What was your first job?

They were different. In kindergartens, I offer my services and they hired me by the hour.

Were you a Spanish teacher?

Yes, a Spanish teacher, you could say so.

Was it more like—

Spanish teacher. I have to speak with them in English, but I created songs that they could say buenos dias.


You were teaching kids how to speak Spanish?


But not teaching kids who knew Spanish how to speak English; it was not that.

No. They were in kindergarten and first grade, and I taught them how to speak Spanish.

What schools would solicit that kind of—

There were many. I don’t know if they even exist now.

That’s so unusual.

Yes, because they were kindergarten mostly.

What was that like working with a kindergarten class? You enjoyed it?

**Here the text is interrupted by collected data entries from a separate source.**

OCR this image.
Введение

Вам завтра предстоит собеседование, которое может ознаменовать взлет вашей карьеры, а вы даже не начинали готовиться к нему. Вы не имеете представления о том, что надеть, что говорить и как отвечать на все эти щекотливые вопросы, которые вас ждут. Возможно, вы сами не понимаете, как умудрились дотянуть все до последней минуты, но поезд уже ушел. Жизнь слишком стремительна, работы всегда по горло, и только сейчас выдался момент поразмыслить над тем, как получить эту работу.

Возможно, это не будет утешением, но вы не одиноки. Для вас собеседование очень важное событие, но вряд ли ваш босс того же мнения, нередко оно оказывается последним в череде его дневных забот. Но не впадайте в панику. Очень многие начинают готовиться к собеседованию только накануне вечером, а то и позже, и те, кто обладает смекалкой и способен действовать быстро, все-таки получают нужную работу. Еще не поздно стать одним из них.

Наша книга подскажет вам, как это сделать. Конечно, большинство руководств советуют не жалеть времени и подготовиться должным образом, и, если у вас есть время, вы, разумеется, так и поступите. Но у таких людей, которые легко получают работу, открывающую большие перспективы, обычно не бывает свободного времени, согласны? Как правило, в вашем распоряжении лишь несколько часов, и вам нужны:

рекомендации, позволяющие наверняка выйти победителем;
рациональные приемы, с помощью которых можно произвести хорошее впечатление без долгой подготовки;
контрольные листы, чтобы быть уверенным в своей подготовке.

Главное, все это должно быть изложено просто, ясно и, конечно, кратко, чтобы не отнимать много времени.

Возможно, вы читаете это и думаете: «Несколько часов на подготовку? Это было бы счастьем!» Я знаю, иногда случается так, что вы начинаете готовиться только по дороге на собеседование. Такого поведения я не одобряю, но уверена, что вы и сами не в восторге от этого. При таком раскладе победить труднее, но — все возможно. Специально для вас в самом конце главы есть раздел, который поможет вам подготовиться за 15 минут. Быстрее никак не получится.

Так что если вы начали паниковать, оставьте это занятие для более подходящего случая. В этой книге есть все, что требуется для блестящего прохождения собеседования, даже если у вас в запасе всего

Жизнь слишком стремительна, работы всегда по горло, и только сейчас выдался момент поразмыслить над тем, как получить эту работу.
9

I enjoyed them. I remember once I had to take one time Olivia with me to the class because she was alone at home and I’m not going to leave her alone, so she come with me. Oh, she was having so much fun. She was having so much fun and says, “Oh, Mom, you are great.” I said, “Why don’t you speak with them in Spanish?” “I don’t know how to speak Spanish.” “Why?” Then she started—well, she arrived speaking English, but the Spanish was hard even though we spoke Spanish at home. She could speak Spanish if she was asked exact, precise words. Now she speaks fluently Spanish and English. You cannot even notice the accent. We were having fun.

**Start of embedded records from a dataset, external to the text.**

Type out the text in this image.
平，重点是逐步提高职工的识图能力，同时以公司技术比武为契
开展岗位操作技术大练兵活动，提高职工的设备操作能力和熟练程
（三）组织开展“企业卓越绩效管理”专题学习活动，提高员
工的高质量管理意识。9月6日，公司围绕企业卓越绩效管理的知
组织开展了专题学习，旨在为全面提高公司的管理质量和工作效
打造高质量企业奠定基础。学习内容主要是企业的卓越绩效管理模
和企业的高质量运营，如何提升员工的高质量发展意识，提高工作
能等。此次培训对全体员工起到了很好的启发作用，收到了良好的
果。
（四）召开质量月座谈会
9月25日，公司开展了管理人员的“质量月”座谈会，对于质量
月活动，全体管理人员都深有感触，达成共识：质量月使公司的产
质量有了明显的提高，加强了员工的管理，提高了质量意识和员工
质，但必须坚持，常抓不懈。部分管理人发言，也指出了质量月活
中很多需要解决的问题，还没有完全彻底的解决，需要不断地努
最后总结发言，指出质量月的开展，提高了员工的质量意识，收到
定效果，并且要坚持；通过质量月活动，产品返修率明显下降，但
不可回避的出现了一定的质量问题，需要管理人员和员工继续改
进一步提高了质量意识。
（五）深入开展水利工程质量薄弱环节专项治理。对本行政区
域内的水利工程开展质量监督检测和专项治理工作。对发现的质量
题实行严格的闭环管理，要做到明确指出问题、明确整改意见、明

How long did you have that job?

I worked like that for five or six years, more or less. I didn’t know I have to complete the ten years, but it doesn’t matter. My sister was first and that’s why I moved.

Is that the only teaching position you had here?

Yes, yes.

Was that with private schools?

Private schools, no public schools. Public schools were not allowed to teach Spanish, no.


When did you see the Latino population begin to grow? When did it increase?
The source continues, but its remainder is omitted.